Common mistake. Skipping bulkheads on the assumption that virtual threads make them unnecessary. Virtual threads handle the thread-pool problem at the JVM level, but bulkheads still matter for limiting load on the downstream dependency itself.
Rate Limiter
What it does. Limits how many calls per time window can go to a dependency.
When to use it. When the dependency has a documented rate limit you must respect, or when you want to protect a slow dependency from your own bursts. The failure mode it addresses: getting yourself rate-limited by an upstream provider.
Reasonable starting config:
resilience4j.ratelimiter: instances: third-party-api: limitForPeriod: 100 limitRefreshPeriod: 1s timeoutDuration: 50msThat config allows 100 calls per second, with new calls waiting 50ms before being rejected.
Common mistake. Treating rate-limiting as the same problem as bulkheads. They’re not. Bulkheads control concurrency. Rate limiters control frequency. You can have low concurrency and high frequency, or vice versa.
Decorator order matters
If you stack multiple Resilience4j decorators, the order you compose them in changes the behaviour. The Spring Boot starter applies them in this default order, from outermost to innermost:
- Bulkhead
- TimeLimiter
- RateLimiter
- CircuitBreaker
- Retry
That order means: bulkhead admission happens first, then time-limit applies to the entire chain (including retries), then the rate limiter, then the circuit breaker checks state, then the retry happens around the actual call.
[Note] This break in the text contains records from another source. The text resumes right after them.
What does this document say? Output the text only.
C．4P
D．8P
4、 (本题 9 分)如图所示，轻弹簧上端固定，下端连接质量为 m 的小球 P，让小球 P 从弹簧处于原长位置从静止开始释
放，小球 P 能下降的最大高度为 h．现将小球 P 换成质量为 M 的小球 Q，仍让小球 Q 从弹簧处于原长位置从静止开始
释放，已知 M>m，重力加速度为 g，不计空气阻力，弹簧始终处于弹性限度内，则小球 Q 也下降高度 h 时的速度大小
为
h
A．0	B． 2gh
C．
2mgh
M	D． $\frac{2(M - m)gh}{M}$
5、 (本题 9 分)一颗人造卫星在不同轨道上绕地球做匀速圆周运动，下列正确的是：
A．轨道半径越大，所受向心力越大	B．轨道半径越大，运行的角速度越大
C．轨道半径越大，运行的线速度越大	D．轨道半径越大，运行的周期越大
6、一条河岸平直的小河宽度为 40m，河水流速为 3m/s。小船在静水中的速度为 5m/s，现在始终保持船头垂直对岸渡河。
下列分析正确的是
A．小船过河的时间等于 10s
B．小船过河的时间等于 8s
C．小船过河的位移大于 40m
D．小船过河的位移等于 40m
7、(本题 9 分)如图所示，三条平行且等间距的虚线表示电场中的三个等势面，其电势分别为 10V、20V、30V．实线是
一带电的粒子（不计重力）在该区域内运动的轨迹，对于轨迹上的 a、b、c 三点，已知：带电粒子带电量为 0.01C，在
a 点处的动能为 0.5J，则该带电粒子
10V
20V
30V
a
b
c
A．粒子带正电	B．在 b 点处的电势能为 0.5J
The implication: retries happen inside the circuit breaker, not outside. If the circuit is open, the retry doesn’t fire. That’s almost always what you want.
If you compose decorators manually with Decorators.ofSupplier(...), you need to think about order yourself. The default order is a reasonable starting point. Don’t change it without a reason.
When to use which
A rough decision tree:
- Calling any external service: Circuit Breaker + Timeout, always.
- External service has known transient failures: Add Retry.
- External service has a published rate limit: Add Rate Limiter.
- You have multiple downstream services and one might go slow: Add Bulkhead per dependency.
The minimum I’d ship: Circuit Breaker + Timeout. Everything else is contextual.
What this isn’t
This isn’t a complete Resilience4j reference. It doesn’t cover the metrics integration, the event publisher API, the cache decorator, or the fallback patterns. The official docs cover those well.
The patterns above are what I reach for first when wiring resilience into a new Spring Boot service. The rest is contextual.